For the first time, researchers have identified a particular cut and paste job – known as a chromosome rearrangement – which occurs repeatedly in breast tumours and seems to play an important role in their development.

The rearrangement moves the position of a gene called heregulin, creating hybrid DNA that may have powerful cancer-causing effects. Scientists believe heregulin could be an important target for future anti-cancer drugs.

Scientists funded by Cancer Research UK at the Hutchison/MRC Research Centre, University of Cambridge, collaborated on the study with a team at the Institut Paoli-Calmettes in Marseilles.

Researchers labelled genes with brightly coloured fluorescent dye and noticed that the heregulin gene had been cut from a chromosome (one of the cell’s bundles of genetic material) and in its place another piece of DNA pasted in.

They found the rearrangement in cells from five different breast tumours and two pancreatic tumours, suggesting that it is not just a chance event, but may be playing an important role in cancer’s development.

Cancer Research UK’s Dr Paul Edwards, of the Hutchison/MRC Research Centre, says: “The chromosomes of cancer cells are often unstable and parts of them frequently get swapped around. We can see this by labelling different chromosomes with different colours.

“What we’ve found is that in breast cancer the rearrangement of chromosomes isn’t random, but that a particular rearrangement happens over and over again, suggesting that it plays a key role in the development of the disease.”

In healthy tissue, heregulin plays an important role in encouraging cells to grow and divide. Cutting and pasting the gene to a new position may make it over-active, or make it active in the wrong kind of cell, sending the growth of cancer cells spiralling out of control. Or it could create a hybrid gene, with potent cancer-causing properties.

Dr Edwards adds: “Moving bits of gene around can cause real problems. Understanding how our genes can be mixed around during the development of cancer is crucial if we are to identify new targets for anti-cancer drugs.”

Professor Robert Souhami, Cancer Research UK’s Director of Clinical Research, says: “If a genetic fault happens again and again in cancer, it’s an indication that the fault is making a real contribution to the disease’s development.”

He adds: “Identifying such cancer-causing errors, and working out how they might be contributing to cancer, is an exciting area of research that may bring us new targets for anti-cancer drugs.”


  1. Genes, Chromosomes and Cancer37 (4) (advanced published online, August 2003)


Chromosomes in cancer cells often get broken and when the bits are rejoined, bits of different chromosomes may get swapped over.
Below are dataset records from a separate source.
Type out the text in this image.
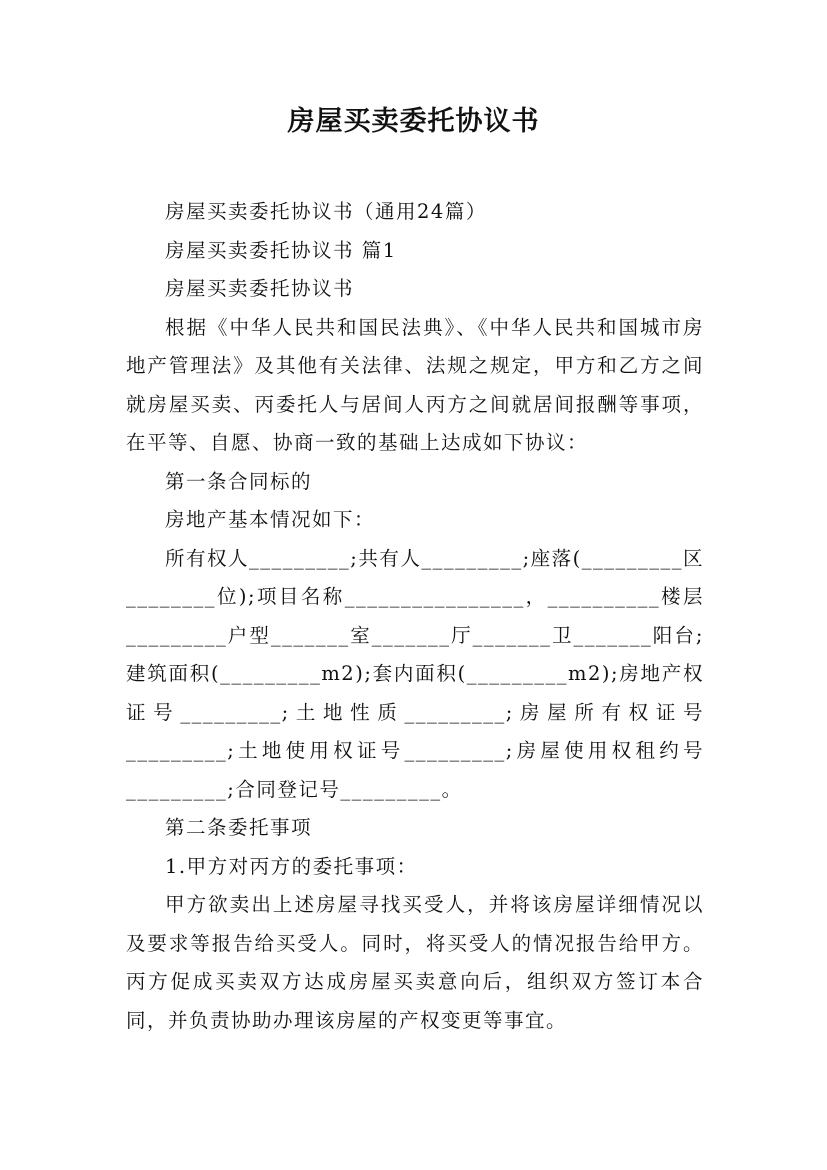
房屋买卖委托协议书

房屋买卖委托协议书（通用24篇）

房屋买卖委托协议书 篇1

房屋买卖委托协议书

根据《中华人民共和国民法典》、《中华人民共和国城市房地产管理法》及其他有关法律、法规之规定，甲方和乙方之间就房屋买卖、丙委托人与居间人丙方之间就居间报酬等事项，在平等、自愿、协商一致的基础上达成如下协议：

第一条合同标的

房地产基本情况如下：

所有权人_________;共有人_________;座落(_________区________位);项目名称________________，__________楼层_________户型_______室_______厅_______卫_______阳台;建筑面积(_________m2);套内面积(_________m2);房地产权证号_________;土地性质_________;房屋所有权证号_________;土地使用权证号_________;房屋使用权租约号_________;合同登记号_________。

第二条委托事项

1.甲方对丙方的委托事项：

甲方欲卖出上述房屋寻找买受人，并将该房屋详细情况以及要求等报告给买受人。同时，将买受人的情况报告给甲方。丙方促成买卖双方达成房屋买卖意向后，组织双方签订本合同，并负责协助办理该房屋的产权变更等事宜。
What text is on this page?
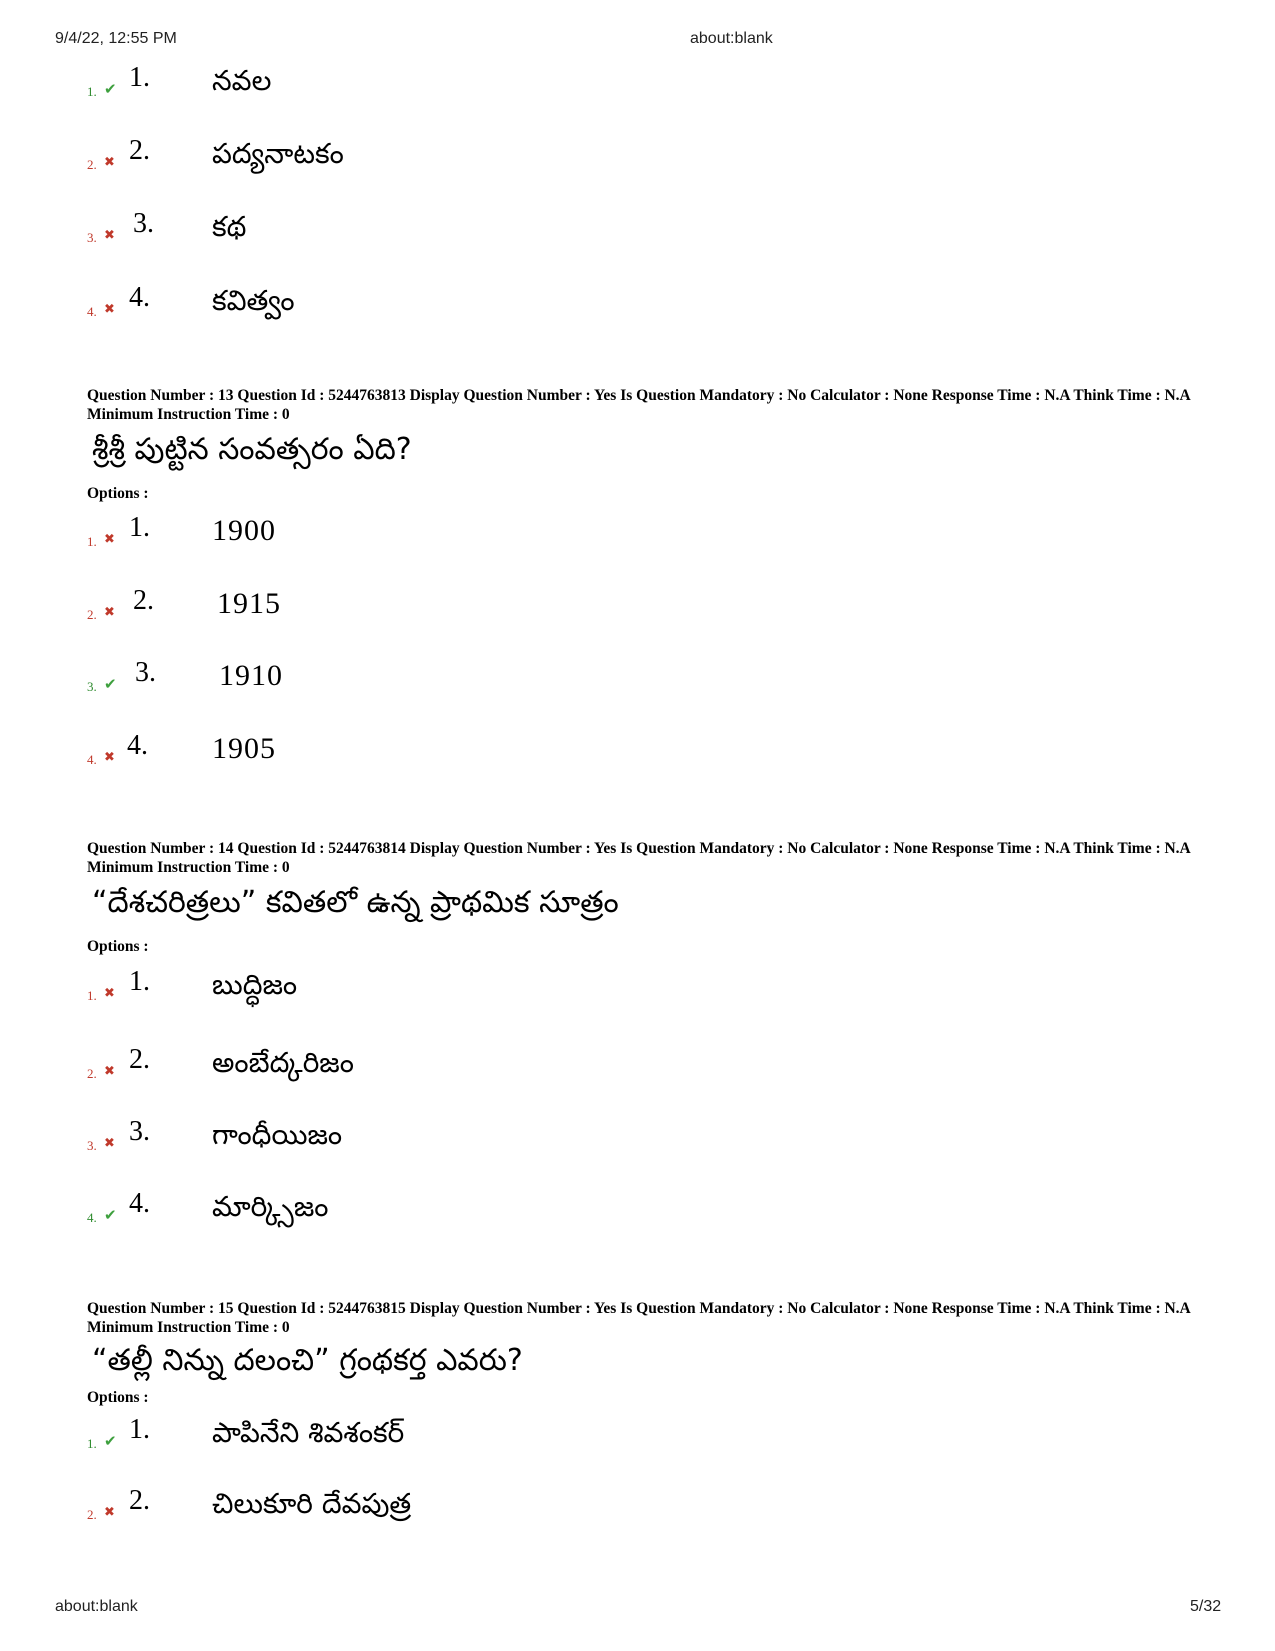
9/4/22, 12:55 PM	about:blank
about:blank	5/32
1. ✔ 1. నవల
2. ✖ 2. పద్యనాటకం
3. ✖ 3. కథ
4. ✖ 4. కవిత్వం
Question Number : 13 Question Id : 5244763813 Display Question Number : Yes Is Question Mandatory : No Calculator : None Response Time : N.A Think Time : N.A Minimum Instruction Time : 0
శ్రీశ్రీ పుట్టిన సంవత్సరం ఏది?
Options :
1. ✖ 1. 1900
2. ✖ 2. 1915
3. ✔ 3. 1910
4. ✖ 4. 1905
Question Number : 14 Question Id : 5244763814 Display Question Number : Yes Is Question Mandatory : No Calculator : None Response Time : N.A Think Time : N.A Minimum Instruction Time : 0
“దేశచరిత్రలు” కవితలో ఉన్న ప్రాథమిక సూత్రం
Options :
1. ✖ 1. బుద్ధిజం
2. ✖ 2. అంబేద్కరిజం
3. ✖ 3. గాంధీయిజం
4. ✔ 4. మార్క్సిజం
Question Number : 15 Question Id : 5244763815 Display Question Number : Yes Is Question Mandatory : No Calculator : None Response Time : N.A Think Time : N.A Minimum Instruction Time : 0
“తల్లీ నిన్ను దలంచి” గ్రంథకర్త ఎవరు?
Options :
1. ✔ 1. పాపినేని శివశంకర్
2. ✖ 2. చిలుకూరి దేవపుత్ర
Chromosomes are bundles of genes, and sometimes the rejoining sticks parts of two unrelated genes together to create a completely new, dangerous gene, which can cause cells to proliferate.

Heregulin protein is normally made, when needed, by the supporting tissue of the breast as a signal to breast cells to grow. The chromosome rearrangement results in the breast cells making heregulin themselves, causing them to divide at the wrong time.